Menino and Bloomberg Aide Promote Stronger Gun Checks
Gun control advocates, including Boston's mayor and New York City's chief advisor, were on Capitol Hill Tuesday to ask Congress to pass legislation that would tighten gun-buying restrictions.
Gun control advocates were on Capitol Hill Tuesday afternoon to ask members of Congress to pass legislation that would tighten gun-buying restrictions. It was part of the Mayors Against Illegal Guns campaign, led by New York Mayor Michael Bloomberg and Boston Mayor Tom Menino, to make it more difficult for convicted criminals and people found mentally ill from purchasing guns.
Menino and Bloomberg claim that gaps in recordkeeping by local, state and federal government agencies across the country keep important criminal and mental health information out of the background checks firearm sellers are required to make before making a sale. They're calling on Congress to pass a bill, sponsored by Sen. Charles Schumer (D-N.Y.), that would require state and local agencies to share such information with the National Instant Criminal Background Check System, a gun-buying background check system administered by the FBI.
The bill, also known as the Fix Gun Checks Act of 2011, was the subject of a Senate Judiciary Crime and Terrorism Subcommittee hearing attended by law enforcement officials, advocates on both sides of the issue, and a few survivors of the Tucson shooting in January that left six dead and seriously wounded Ariz. Rep. Gabrielle Giffords. Bloomberg, who was scheduled to testify, was unable to make it; he was represented by Chief Advisor John Feinblatt.
"The tragic fact is, background checks often don't happen," Feinblatt said during his testimony. "If they do, they don't have all the information they should."
The most controversial part of Schumer's legislation would also tighten gun-buying restrictions for the mentally ill. Current law bars those who have been "adjudicated as mentally ill" from owning firearms, but the language is so vague that many states do not enforce it.
Schumer's bill defines "adjudicated as mentally ill" as those who have been ordered to mental counseling by a "court, commission, or other lawful authority." David Kopel, a constitutional scholar at the University of Denver who testified at Tuesday's hearing, said that language could produce a lot of unintended consequences. For example, victims of rape on a college campus could be ordered by the administration to receive counseling, as could police officers involved in shootings while on duty, he said. The law could be interpreted to bar them from buying firearms.

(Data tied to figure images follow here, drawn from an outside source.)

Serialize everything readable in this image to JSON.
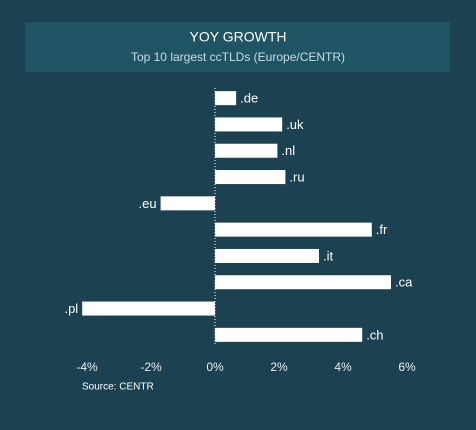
{
  "chart_data": {
    "type": "bar",
    "orientation": "horizontal",
    "title": "YOY GROWTH",
    "subtitle": "Top 10 largest ccTLDs (Europe/CENTR)",
    "source": "Source: CENTR",
    "categories": [
      ".de",
      ".uk",
      ".nl",
      ".ru",
      ".eu",
      ".fr",
      ".it",
      ".ca",
      ".pl",
      ".ch"
    ],
    "values": [
      0.66,
      2.1,
      1.95,
      2.2,
      -1.7,
      4.9,
      3.25,
      5.5,
      -4.15,
      4.6
    ],
    "color": "#ffffff",
    "xlim": [
      -4.2,
      6.2
    ],
    "xticks": [
      {
        "value": -4,
        "label": "-4%"
      },
      {
        "value": -2,
        "label": "-2%"
      },
      {
        "value": 0,
        "label": "0%"
      },
      {
        "value": 2,
        "label": "2%"
      },
      {
        "value": 4,
        "label": "4%"
      },
      {
        "value": 6,
        "label": "6%"
      }
    ],
    "grid": false
  }
}
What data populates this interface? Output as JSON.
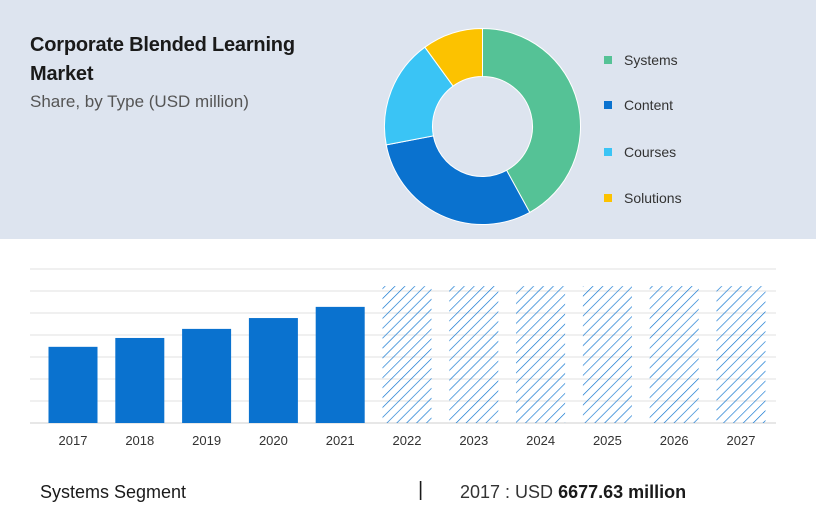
{
  "header": {
    "title": "Corporate Blended Learning Market",
    "subtitle": "Share, by Type (USD million)"
  },
  "colors": {
    "systems": "#55c296",
    "content": "#0a72cf",
    "courses": "#3ac4f5",
    "solutions": "#fcc200",
    "bar": "#0a72cf",
    "hatch": "#0a72cf",
    "panel": "#dde4ef"
  },
  "chart_data": [
    {
      "type": "pie",
      "donut": true,
      "labels": [
        "Systems",
        "Content",
        "Courses",
        "Solutions"
      ],
      "values": [
        42,
        30,
        18,
        10
      ],
      "legend": "right"
    },
    {
      "type": "bar",
      "categories": [
        "2017",
        "2018",
        "2019",
        "2020",
        "2021",
        "2022",
        "2023",
        "2024",
        "2025",
        "2026",
        "2027"
      ],
      "values": [
        6677.63,
        7454,
        8250,
        9200,
        10180,
        12000,
        12000,
        12000,
        12000,
        12000,
        12000
      ],
      "forecast_from": "2022",
      "grid": true,
      "ylim": [
        0,
        13500
      ]
    }
  ],
  "footer": {
    "segment": "Systems Segment",
    "separator": "|",
    "year_prefix": "2017 : USD",
    "value": "6677.63 million"
  }
}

The bill would also strengthen current laws barring drug addicts from buying guns - it would bar anyone ordered to drug treatment or counseling by a court, regardless of whether they were found guilty or convicted, from purchasing a firearm. Kopel called it an "overreach" of legislative powers, which Schumer shrugged off.
"[People] can't be ordered to counseling willy-nilly," Schumer said. "You can't be ordered into counseling very easily."
After the hearing, Mayor Menino joined Schumer, Democratic Rep. Carolyn McCarthy of New York (who sponsored a similar bill to Schumer's in the House), and gun control advocates for a press conference outside the hearing room. McCarthy talked about a related bill she's sponsoring in the House, which would require background checks for people purchasing weapons at gun shows.